Results: Growth and Regeneration

The trained CA reliably grows the target pattern from a single seed. More impressively, after the pattern is grown, if you damage it (e.g., remove a chunk), the CA self-repairs over subsequent steps. The hidden channels encode positional information — the network learns to use them as a coordinate system to know where each cell is relative to the whole.

Why This Matters for Developers

This work bridges differentiable programming and self-organizing systems. The same techniques could apply to:

  • Designing self-repairing soft robotics
  • Generating textures or structures in games
  • Understanding biological morphogenesis computationally

The code is open-source (link in article) and runs on standard ML frameworks (PyTorch, TensorFlow). You can train your own patterns with minimal changes.

Technical Depth: The Perception-Action Loop

The use of Sobel filters for perception is a deliberate choice — it's biologically plausible (cells sense gradients) and keeps the network small. The update network is just two dense layers with ReLU, plus a zero-initialized output layer. This minimal architecture is surprisingly powerful: it learns to coordinate thousands of cells to form complex shapes.

Stochastic updates are crucial. Without them, the model relies on global sync and fails to regenerate after damage. The dropout-like mask forces cells to work asynchronously, which is more realistic and robust.

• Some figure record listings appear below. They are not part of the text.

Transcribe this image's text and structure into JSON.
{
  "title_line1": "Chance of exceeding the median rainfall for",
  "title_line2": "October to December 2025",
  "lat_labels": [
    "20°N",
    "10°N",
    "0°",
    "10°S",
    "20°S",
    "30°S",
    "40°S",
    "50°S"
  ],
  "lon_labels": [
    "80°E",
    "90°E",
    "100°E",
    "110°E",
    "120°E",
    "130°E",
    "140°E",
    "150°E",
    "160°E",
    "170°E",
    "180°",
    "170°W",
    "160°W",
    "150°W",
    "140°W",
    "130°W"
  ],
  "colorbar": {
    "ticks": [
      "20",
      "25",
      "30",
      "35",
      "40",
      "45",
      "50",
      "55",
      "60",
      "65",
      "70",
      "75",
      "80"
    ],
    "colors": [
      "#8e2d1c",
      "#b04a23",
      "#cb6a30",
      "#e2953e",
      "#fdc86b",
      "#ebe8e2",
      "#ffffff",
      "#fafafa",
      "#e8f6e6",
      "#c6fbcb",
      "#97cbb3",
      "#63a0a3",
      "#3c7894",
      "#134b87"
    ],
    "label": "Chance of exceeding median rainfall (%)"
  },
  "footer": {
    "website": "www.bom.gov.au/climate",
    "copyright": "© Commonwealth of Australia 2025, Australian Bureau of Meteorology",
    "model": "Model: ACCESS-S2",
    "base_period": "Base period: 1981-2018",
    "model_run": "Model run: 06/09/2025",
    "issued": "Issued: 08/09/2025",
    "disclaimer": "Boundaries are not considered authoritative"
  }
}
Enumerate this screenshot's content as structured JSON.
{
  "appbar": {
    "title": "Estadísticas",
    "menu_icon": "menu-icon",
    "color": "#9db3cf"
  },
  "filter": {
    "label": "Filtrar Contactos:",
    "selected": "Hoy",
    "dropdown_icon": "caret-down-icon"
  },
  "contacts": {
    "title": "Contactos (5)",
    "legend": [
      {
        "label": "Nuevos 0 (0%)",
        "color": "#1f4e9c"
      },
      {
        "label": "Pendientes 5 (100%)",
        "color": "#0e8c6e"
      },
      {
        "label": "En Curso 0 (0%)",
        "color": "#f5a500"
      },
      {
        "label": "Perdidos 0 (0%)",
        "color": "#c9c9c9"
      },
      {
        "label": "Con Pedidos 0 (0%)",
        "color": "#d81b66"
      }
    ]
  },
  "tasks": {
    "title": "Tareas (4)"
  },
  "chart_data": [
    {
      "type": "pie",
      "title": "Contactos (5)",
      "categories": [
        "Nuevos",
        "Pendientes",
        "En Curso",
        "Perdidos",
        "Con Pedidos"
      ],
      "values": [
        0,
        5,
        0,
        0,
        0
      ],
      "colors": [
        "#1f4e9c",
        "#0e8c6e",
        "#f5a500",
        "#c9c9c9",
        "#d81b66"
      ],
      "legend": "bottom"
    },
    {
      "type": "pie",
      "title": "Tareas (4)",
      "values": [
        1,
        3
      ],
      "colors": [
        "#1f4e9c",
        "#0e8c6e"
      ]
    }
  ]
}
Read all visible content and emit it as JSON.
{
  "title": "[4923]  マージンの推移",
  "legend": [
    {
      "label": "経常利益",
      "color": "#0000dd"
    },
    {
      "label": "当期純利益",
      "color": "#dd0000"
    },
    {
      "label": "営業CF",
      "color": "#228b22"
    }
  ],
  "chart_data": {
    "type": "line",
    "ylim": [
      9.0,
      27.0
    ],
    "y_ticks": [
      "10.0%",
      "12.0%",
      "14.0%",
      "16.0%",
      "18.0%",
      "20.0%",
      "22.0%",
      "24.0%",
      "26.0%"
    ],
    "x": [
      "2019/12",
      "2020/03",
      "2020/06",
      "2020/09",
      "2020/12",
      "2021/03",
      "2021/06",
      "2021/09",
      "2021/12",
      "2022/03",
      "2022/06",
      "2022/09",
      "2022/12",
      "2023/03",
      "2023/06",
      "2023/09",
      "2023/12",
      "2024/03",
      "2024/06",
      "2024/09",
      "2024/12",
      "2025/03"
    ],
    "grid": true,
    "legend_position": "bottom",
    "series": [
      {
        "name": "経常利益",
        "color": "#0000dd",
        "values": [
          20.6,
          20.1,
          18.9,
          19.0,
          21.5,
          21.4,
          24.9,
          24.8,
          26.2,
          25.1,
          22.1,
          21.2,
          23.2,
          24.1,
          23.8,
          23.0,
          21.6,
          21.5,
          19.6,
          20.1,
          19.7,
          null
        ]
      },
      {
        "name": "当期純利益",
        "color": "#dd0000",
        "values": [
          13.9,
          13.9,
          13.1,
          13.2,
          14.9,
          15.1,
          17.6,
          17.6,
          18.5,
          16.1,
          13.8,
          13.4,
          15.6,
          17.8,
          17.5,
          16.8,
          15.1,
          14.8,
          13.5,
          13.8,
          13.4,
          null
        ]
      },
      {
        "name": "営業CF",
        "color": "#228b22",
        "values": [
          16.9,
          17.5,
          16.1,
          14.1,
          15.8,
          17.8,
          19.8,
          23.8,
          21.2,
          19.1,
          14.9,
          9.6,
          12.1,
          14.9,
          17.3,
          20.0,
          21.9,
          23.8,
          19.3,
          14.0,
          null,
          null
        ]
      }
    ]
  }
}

Limitations and Open Questions

The model only works on 2D grids with simple patterns. Scaling to 3D or more complex anatomies remains challenging. The authors note that the hidden channels often encode a "chemical gradient" that dissipates from the seed, but the representation isn't interpretable. Also, training requires many steps (48) and careful hyperparameter tuning.

Editor's Take

I've spent years playing with CAs in my spare time, and this paper made me rethink what's possible. The idea of training a CA end-to-end with backprop is elegant — it's like evolution, but with gradients. I immediately tried replicating the results with my own patterns. The regeneration behavior blew me away: after cutting a grown lizard in half, each half regrows into a full lizard. That's not something you see in traditional CAs. My only gripe: the article doesn't discuss failure modes. What happens if you train on a pattern with holes? Does the CA learn to skip those? I'd love to see more analysis of what the hidden channels encode. Overall, this is a must-read for anyone interested in self-organizing systems or differentiable programming.

Developer Insights

  • The code is available at the Distill.pub article; you can train your own patterns by replacing the target image and adjusting the grid size.
  • The model uses ~8,000 parameters — tiny by deep learning standards. You can run inference on a CPU in real time.
  • To apply this to 3D or irregular grids, you'd need to replace the Sobel filters with a graph neural network or 3D convolutions.

Why It Matters

This work provides a practical framework for training self-organizing systems with deep learning. If you build games, simulations, or robotics, you can now grow structures that self-repair without explicit programming. It's a step toward software that builds itself.